There are several limitations to this study. First, the stiffness metrics used (RAC and PWV) are both based on the measurement of the CSA and therefore variations in the orientation and position of the imaging plane (potentially due to motion artifacts) could introduce error. These variations in the imaging plane were partly introduced by the involuntary motion of the upper body as a result of the physical exercise. To minimize this effect, the exercise device used in this study was equipped with a body strap and handles to stabilize the upper body motion during exercise. Another cause of motion artifact, in some cases, was the inability of the subject to hold their breath during the scan immediately after exercise. As a quality control, we discarded a total of 6 data sets where at least one scan was affected by motion artifact or out of plane MPA or MPA acquisitions with oval cross-section. Real-time 2D-PC sequences would be an alternative strategy to mitigate the motion artifacts we observed in this study.

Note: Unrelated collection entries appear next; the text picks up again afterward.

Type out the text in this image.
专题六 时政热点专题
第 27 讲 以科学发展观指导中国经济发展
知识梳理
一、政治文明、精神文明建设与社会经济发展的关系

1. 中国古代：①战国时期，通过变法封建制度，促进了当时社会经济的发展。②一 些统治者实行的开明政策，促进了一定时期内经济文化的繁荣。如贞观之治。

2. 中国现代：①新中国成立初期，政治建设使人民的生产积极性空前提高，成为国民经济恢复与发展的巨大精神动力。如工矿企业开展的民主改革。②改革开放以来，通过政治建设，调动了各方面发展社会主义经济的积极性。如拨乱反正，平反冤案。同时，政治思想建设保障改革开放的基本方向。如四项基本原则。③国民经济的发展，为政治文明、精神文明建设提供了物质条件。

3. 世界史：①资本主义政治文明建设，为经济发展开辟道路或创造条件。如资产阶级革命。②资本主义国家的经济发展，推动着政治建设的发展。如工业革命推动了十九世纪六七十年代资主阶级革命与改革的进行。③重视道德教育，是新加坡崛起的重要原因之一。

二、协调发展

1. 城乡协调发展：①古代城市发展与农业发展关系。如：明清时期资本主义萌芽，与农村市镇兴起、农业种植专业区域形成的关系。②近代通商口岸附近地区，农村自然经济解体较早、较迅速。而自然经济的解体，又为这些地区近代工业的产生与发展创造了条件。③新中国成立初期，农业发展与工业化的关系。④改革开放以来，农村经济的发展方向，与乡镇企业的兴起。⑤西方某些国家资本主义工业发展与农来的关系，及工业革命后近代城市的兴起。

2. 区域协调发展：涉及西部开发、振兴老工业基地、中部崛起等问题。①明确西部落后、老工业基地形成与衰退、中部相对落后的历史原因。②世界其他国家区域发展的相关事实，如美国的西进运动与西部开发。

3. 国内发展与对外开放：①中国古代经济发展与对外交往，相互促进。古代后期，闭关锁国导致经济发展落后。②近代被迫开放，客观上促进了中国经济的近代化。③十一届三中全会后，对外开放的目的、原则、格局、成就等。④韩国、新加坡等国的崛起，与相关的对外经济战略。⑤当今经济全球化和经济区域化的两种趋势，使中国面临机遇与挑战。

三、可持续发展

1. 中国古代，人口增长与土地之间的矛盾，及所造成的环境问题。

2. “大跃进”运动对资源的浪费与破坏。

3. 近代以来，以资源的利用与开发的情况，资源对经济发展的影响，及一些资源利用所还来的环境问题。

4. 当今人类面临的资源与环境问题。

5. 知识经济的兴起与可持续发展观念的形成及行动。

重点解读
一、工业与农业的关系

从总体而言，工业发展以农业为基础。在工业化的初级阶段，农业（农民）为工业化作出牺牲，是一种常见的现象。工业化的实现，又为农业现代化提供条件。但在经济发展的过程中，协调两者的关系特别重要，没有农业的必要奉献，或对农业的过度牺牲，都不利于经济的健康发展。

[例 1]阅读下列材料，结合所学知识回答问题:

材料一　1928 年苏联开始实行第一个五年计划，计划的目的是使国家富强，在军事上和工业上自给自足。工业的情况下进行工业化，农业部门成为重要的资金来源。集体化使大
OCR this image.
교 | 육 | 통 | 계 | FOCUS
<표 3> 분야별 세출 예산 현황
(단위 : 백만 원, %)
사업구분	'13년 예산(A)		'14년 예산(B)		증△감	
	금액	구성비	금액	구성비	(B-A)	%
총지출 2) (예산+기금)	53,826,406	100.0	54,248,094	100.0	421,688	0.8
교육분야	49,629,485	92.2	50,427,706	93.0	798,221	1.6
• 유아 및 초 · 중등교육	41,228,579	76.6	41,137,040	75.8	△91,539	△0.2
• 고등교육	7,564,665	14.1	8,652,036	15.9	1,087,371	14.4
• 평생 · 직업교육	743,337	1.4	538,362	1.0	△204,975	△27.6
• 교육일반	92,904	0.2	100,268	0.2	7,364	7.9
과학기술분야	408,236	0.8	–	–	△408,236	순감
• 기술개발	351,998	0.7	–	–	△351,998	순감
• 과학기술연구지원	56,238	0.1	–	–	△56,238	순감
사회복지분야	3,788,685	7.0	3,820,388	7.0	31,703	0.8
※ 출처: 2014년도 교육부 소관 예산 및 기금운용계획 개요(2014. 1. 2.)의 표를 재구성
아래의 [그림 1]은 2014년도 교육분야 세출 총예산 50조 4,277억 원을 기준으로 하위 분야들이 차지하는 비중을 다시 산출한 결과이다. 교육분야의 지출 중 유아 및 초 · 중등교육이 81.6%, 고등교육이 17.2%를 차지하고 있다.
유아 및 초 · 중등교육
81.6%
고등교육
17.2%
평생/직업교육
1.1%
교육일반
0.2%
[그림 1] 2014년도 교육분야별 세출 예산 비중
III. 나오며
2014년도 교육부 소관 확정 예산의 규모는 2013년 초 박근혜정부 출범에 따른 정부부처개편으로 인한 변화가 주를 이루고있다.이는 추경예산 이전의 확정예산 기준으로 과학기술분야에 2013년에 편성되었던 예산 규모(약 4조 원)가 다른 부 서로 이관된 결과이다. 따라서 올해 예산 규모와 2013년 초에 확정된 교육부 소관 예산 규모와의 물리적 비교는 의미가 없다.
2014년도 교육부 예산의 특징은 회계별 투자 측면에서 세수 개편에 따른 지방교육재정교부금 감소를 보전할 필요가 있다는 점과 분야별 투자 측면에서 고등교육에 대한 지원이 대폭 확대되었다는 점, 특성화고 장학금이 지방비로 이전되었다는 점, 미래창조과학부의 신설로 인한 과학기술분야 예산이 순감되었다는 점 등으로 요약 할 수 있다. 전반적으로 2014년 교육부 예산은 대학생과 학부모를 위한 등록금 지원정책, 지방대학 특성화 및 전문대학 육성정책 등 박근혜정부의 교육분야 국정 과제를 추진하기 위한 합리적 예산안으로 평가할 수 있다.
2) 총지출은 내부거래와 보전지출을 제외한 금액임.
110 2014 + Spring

A second limitation is that the QA method assumes unidirectional wave propagation along the vessel, which is only the case when reflective waves are not present. From a fluid mechanics point of view, wave reflections occur in elastic tubes when the pressure or flow wave meets a change of admittance [28, 29]. The branching of the MPA into right and left extralobar PAs likely causes some wave reflection that could modify the pressure and flow waves measured at the MPA. Since the MPA is quite short, the time window before the first reflected waves return to the MPA is small. Therefore, temporal resolution is a crucial factor for accurate measurement of MPA PWV using the QA method. Peng et al. addressed this issue by increasing the number of measured time-points during early systole using two consecutive scans at different ECG trigger delay values [2]. We did not implement this method in our MR exercise-stress study because using two consecutive scans requires a longer breath-hold, which is challenging after exercise. Overall, imaging techniques with higher temporal and spatial resolutions will be necessary to overcome these limitations and improve the accuracy of PWV measurement in MPA.

Conclusion

In the present study, we investigated the impact of acute exercise on non-invasive metrics of PA stiffness in healthy individuals. We were able to confirm our hypothesis that acute exercise increases MPA wall stiffness. Overall, this study establishes the feasibility and reproducibility of measuring exercise-induced changes in MPA stiffness via RAC and PWV using CMR. Further studies are needed to study the mechanisms of these exercise-induced changes and potential clinical implications in patients.